Tuples and immutability

C

Chris Angelico

Better to have tried and failed though than to have simply accepted
what the compiler was doing with no verification at all.

Maybe. But I've learned now that one guy who used to do assembly
language programming on an 8086 is unlikely to discover something that
the many authors of a C compiler haven't noticed. Yes, it's possible
there'll be something specific to my code, like if I'm doing a
strcpy-like operation that isn't *actually* strcpy (the function will
be optimized heavily, but a C-level loop might not be recognized), but
it's more likely the compiler knows better than I do.

That, by the way, was before I realized that *interpreter* writers are
more expert than I am, too, and therefore that I can trust a
heavily-optimized high level language to run my code faster than I
could write equivalent C.

ChrisA
 
G

Gregory Ewing

Ian said:
It's technically "possible" for this augmented assignment to be
performed in place:

x = 12
x += 4

But it's not done in-place, because ints are meant to be immutable.

Which means it's *not* possible, because doing so
would violate the documented properties of the int
type.
In any case, this means that whether the operation is actually
performed in-place is an implementation detail

The implementation could theoretically perform this
optimisation if there are no other references to the
object. But this will be completely invisible, because
to even find out whether it's the same object, you need
to keep another reference to the original object,
preventing the optimisation from being performed.

As far as observable effects are concerned, it's
quite clear: mutable objects can *always* be updated
in-place, and immutable objects can *never* be.
 
G

Gregory Ewing

Ian said:
If the in-place behavior of += is held to be part of the interface,
then we must accept that += is not polymorphic across mutable and
immutable types,

That's quite correct, it's not.

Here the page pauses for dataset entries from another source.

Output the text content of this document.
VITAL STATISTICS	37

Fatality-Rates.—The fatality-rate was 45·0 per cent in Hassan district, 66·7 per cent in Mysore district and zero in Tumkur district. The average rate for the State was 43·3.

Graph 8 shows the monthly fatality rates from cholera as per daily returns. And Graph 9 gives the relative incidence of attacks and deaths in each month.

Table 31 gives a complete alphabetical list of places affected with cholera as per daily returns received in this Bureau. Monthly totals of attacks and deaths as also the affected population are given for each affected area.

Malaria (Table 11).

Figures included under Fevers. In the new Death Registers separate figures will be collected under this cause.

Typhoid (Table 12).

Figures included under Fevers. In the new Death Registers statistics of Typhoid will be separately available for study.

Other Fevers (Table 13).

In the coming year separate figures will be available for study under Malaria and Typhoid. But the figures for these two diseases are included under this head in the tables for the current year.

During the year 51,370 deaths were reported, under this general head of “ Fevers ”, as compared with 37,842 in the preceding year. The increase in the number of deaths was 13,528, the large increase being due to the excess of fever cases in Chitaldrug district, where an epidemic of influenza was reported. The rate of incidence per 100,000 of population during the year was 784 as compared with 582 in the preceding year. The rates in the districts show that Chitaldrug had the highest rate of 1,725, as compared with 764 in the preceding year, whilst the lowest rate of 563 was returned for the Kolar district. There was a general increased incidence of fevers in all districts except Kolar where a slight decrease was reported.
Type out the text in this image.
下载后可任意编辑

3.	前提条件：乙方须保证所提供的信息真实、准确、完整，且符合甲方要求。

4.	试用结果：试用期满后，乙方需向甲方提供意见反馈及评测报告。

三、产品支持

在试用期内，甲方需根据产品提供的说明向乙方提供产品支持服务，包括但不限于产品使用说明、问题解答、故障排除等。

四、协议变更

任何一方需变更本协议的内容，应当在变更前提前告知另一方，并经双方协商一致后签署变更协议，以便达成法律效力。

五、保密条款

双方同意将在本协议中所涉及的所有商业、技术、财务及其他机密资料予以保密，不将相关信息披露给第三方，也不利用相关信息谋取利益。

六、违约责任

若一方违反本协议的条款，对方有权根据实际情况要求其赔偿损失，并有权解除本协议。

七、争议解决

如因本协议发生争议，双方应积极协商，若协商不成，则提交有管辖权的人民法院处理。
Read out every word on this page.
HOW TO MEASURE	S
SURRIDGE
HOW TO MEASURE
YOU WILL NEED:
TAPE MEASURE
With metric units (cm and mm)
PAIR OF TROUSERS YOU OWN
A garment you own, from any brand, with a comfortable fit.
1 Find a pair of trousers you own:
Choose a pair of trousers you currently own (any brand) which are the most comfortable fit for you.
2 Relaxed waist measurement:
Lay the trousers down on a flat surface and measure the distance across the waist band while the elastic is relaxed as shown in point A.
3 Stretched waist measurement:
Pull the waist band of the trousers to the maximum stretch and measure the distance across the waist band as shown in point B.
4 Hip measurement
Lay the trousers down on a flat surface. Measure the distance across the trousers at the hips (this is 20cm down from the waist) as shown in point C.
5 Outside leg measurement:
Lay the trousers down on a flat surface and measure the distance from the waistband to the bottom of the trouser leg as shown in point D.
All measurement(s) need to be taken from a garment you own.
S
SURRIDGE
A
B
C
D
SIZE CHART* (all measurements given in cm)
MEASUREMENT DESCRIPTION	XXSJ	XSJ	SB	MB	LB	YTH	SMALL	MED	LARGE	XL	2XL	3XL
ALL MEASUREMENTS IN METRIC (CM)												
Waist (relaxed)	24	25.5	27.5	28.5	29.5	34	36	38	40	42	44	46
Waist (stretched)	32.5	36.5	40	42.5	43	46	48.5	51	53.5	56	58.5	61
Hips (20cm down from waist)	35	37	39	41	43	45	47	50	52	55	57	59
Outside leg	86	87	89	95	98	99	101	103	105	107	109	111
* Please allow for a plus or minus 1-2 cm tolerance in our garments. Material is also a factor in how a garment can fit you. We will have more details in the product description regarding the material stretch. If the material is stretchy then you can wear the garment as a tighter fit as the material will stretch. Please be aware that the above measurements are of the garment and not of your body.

As I said, it's one
notation doing double duty.

Usually there isn't any confusion, because you know
whether any particular instance of it is intended to
operate on a mutable or immutable type.

If that's not the case -- if you're writing a function
intended to operate on a variety of types, some
mutable and some not -- then using in-place operators
would not be appropriate.
If you want in-place concatenation, the
obvious way to do it is by calling extend.

It might be the obvious way for that particular operation on
that particular type. But what about all the others?
What's the obvious way to spell in-place set intersection,
for example? (Quickly -- no peeking at the docs!)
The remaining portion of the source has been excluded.